The fight is tabbed at near-50/50 with the all-seeing, all-knowing bookmakers. The fight is regarded as such. This isn’t a gimme first defense.
“What’s wrong with that?” opined Peltz. “Boxing needs more of that. Smith is going to be on the move. He’s not going to stand in front of Jason and trade with him. Even if that were his style, he wouldn’t do it. He’ll be moving around and trying to win on points.”
Sosa, who was born in Camden, New Jersey and moved to Puerto Rico, where he lived for several years, grew up with Spanish as his first language. Today, he’s bilingual and lives with his wife and two-month-old daughter.
As usual, he trained in Cherry Hill. He says he’s been in the gym since returning from China, while waiting for his next assignment.
“(You) never know when you’re going to get a phone call, so you’ve always got to stay right,” he said. “I really take boxing seriously. It’s my life. It’s my living, so I’ve got to be smart about the things I do.”
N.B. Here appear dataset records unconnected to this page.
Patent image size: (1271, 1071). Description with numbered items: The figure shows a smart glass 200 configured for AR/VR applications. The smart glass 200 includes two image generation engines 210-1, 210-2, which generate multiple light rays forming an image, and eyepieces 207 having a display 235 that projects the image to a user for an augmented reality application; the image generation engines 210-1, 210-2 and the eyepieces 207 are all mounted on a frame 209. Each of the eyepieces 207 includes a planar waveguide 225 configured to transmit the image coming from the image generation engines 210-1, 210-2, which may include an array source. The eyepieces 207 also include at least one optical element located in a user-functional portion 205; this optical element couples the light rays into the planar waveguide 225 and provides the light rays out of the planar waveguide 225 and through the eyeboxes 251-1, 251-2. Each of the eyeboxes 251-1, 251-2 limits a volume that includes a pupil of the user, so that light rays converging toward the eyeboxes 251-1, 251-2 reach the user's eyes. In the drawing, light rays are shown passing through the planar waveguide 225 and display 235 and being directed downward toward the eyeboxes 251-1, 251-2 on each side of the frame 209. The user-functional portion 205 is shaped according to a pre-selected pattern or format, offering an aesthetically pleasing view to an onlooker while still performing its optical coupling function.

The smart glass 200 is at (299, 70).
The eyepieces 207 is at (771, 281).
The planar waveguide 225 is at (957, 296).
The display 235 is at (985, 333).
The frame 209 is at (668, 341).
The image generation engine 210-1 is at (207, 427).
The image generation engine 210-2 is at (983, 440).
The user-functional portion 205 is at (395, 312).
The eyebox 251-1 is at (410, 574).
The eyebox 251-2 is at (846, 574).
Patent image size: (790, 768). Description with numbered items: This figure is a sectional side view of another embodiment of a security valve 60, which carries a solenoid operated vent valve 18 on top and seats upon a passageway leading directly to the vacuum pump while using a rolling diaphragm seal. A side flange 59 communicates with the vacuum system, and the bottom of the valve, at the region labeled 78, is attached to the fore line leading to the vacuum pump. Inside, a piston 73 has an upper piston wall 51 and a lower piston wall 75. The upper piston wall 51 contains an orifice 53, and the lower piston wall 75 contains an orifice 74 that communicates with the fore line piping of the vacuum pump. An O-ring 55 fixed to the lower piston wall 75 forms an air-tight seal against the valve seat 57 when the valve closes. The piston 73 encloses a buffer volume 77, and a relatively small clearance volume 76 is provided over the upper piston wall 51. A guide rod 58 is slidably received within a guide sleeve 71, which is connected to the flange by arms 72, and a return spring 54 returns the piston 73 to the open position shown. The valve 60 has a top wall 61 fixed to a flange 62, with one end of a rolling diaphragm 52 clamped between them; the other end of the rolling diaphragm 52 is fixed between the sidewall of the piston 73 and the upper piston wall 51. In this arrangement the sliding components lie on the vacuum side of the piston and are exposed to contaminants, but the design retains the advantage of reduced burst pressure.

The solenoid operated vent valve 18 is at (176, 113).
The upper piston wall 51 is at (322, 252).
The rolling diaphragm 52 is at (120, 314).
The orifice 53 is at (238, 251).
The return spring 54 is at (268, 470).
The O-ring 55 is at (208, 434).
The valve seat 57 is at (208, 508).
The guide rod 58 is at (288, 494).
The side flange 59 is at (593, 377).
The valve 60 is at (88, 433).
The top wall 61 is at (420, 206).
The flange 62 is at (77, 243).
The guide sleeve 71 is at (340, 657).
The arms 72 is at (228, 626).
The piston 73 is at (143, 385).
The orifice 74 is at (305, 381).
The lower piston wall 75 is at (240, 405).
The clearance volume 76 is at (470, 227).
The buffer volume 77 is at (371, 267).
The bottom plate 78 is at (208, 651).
This will be the fourth time Peltz has been to the south of France, for professional boxing’s sake. In 1974, he was with Bennie Briscoe, who lost a WBC middleweight challenge to Rodrigo Valdes. He returned two years later when “Bad Bennie” drew against Emile Griffith. On his third visit to the south of France, six months later, Briscoe fought to a draw with Willie Warren.
“So I’ve got to even my record out,” Peltz said with a chuckle. “I’m hoping I get the win this time.”
Although Peltz is 0-1-2, he enjoyed Monte Carlo so much, he went there in the late-1970s for his honeymoon, so, in a manner of speaking, he won the one that counts.
“We went back in ’77. That’s good. My wife would like to hear that.” he said, laughing.